First note roughly we know $5\le x \le 6$ or $-6\le x \le -5$.
So we have $\{x\}=x-5$ when $x>0$ and $\{x\}=x-(-6)=x+6$ when $x<0$, using the fact that $\{x\} = x - \lfloor x \rfloor$, where $\lfloor x \rfloor$ is the greatest integer less than or equal to $x$.
Now you solve each case separately.
When $x>0$, solve $x^2 +(x-5)^2=33$, noting we want the positive solution to this. With quadratic formula we get $\frac{5}{2} + \frac{\sqrt{41}}{2}$
And when $x<0$ solve $x^2 + (x+6)^2=33$, noting we want the negative solution between -6 and -5 to this. We get $-3 - \sqrt{15/2}$.

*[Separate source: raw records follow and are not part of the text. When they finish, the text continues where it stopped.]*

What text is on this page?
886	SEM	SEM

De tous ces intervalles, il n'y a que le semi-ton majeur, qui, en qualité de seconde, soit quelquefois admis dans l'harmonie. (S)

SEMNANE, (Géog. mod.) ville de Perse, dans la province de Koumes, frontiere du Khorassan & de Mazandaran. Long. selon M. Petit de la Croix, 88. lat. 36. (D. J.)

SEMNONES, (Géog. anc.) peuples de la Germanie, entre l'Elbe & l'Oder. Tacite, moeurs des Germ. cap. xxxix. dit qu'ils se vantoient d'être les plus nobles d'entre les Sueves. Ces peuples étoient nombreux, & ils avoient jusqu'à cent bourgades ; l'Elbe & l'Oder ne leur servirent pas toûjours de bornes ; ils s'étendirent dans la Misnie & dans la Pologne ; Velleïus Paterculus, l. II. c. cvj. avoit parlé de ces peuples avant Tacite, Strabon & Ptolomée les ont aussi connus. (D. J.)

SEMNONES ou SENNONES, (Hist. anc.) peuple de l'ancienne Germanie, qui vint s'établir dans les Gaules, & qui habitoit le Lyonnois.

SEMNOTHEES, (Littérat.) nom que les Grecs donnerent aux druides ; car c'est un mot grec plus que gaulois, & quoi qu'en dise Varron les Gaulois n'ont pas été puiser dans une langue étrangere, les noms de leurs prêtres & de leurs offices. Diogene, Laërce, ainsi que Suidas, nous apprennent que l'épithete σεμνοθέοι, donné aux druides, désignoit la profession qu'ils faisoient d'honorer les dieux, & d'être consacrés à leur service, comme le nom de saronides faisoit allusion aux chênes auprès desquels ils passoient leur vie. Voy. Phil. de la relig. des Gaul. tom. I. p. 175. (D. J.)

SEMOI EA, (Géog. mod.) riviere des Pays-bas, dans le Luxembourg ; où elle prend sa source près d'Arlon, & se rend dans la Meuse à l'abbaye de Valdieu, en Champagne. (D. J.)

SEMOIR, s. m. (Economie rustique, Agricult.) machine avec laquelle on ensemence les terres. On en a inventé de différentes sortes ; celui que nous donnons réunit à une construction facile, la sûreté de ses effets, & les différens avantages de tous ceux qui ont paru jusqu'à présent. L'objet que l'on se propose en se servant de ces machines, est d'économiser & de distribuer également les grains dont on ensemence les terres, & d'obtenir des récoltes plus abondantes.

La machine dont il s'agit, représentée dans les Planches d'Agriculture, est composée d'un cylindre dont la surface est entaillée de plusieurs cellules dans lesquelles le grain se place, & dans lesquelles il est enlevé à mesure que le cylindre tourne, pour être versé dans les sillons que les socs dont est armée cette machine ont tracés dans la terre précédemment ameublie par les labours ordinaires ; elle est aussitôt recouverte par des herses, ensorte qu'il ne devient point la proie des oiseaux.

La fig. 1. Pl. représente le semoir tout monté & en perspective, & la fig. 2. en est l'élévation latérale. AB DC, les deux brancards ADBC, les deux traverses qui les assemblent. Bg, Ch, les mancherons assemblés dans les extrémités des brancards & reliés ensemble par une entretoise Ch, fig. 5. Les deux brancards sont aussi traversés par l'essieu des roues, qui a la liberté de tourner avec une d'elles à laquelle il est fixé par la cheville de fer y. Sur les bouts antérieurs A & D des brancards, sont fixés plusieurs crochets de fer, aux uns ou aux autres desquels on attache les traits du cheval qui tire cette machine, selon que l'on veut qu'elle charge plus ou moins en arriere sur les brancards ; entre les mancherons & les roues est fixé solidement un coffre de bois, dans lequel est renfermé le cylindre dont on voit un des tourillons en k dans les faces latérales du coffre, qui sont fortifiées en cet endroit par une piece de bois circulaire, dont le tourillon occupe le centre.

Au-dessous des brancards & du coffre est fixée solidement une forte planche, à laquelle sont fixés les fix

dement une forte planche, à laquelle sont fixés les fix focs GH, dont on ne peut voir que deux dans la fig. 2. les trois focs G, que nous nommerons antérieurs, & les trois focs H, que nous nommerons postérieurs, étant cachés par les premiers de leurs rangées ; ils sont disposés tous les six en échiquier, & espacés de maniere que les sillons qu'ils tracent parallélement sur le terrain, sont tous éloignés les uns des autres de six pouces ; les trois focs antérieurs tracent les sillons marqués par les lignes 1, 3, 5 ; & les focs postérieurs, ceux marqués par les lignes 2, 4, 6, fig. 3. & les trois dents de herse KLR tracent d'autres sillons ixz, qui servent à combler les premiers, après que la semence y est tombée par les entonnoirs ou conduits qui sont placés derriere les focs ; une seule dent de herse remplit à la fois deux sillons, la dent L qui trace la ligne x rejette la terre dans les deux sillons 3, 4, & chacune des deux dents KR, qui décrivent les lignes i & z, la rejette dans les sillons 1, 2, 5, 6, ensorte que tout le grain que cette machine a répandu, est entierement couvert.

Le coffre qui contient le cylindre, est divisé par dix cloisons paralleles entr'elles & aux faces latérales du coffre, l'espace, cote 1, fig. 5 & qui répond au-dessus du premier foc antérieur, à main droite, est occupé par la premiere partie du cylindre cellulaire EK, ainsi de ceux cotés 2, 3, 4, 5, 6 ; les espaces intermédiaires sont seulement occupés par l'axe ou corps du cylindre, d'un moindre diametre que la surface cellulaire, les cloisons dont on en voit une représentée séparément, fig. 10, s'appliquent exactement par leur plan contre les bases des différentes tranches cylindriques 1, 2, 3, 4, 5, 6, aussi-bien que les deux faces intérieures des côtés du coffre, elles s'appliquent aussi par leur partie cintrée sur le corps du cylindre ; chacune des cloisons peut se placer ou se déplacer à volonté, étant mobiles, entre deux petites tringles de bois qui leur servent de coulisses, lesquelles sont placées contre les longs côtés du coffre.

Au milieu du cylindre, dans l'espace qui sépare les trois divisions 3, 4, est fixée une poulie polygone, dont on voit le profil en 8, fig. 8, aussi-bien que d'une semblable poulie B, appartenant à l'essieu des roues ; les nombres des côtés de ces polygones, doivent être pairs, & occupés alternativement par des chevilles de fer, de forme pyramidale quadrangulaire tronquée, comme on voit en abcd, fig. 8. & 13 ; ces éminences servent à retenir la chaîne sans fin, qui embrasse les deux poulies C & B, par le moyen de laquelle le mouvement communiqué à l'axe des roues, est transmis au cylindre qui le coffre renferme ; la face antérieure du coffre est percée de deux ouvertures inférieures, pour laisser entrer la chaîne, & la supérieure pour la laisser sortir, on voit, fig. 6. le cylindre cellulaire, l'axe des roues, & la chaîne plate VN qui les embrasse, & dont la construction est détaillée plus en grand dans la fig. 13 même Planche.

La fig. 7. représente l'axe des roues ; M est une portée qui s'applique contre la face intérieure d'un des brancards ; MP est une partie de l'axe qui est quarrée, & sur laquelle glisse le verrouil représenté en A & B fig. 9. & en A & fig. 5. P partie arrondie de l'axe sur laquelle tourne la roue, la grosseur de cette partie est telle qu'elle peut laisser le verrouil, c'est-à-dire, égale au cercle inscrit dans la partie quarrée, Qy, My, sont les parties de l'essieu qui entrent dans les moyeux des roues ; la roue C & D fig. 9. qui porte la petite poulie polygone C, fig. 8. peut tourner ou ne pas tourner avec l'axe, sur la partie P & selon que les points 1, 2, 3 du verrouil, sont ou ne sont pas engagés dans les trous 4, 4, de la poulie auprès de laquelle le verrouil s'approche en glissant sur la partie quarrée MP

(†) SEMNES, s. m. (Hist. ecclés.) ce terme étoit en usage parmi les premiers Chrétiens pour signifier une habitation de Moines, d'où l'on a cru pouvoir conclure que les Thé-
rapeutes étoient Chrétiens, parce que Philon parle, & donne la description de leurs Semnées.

This matches what Wolfram give: https://www.wolframalpha.com/input/?i=x%5E2+%2B+%28x-floor%28x%29%29%5E2+%3D+33%2C+solve+for+x
(Which didn't match what you quoted above.)
Edit.
As it turns out $\{x\} = frac(x)$ is not universally agreed when $x$ is negative. According to Wikipedia: "However, in case of negative numbers, there are various conflicting ways to extend the fractional part function to them" https://en.wikipedia.org/wiki/Fractional_part.
So one might also consider the alternate definition, when $x<0$, take $\{x\} = x - \lceil x \rceil$ instead, and resolve it.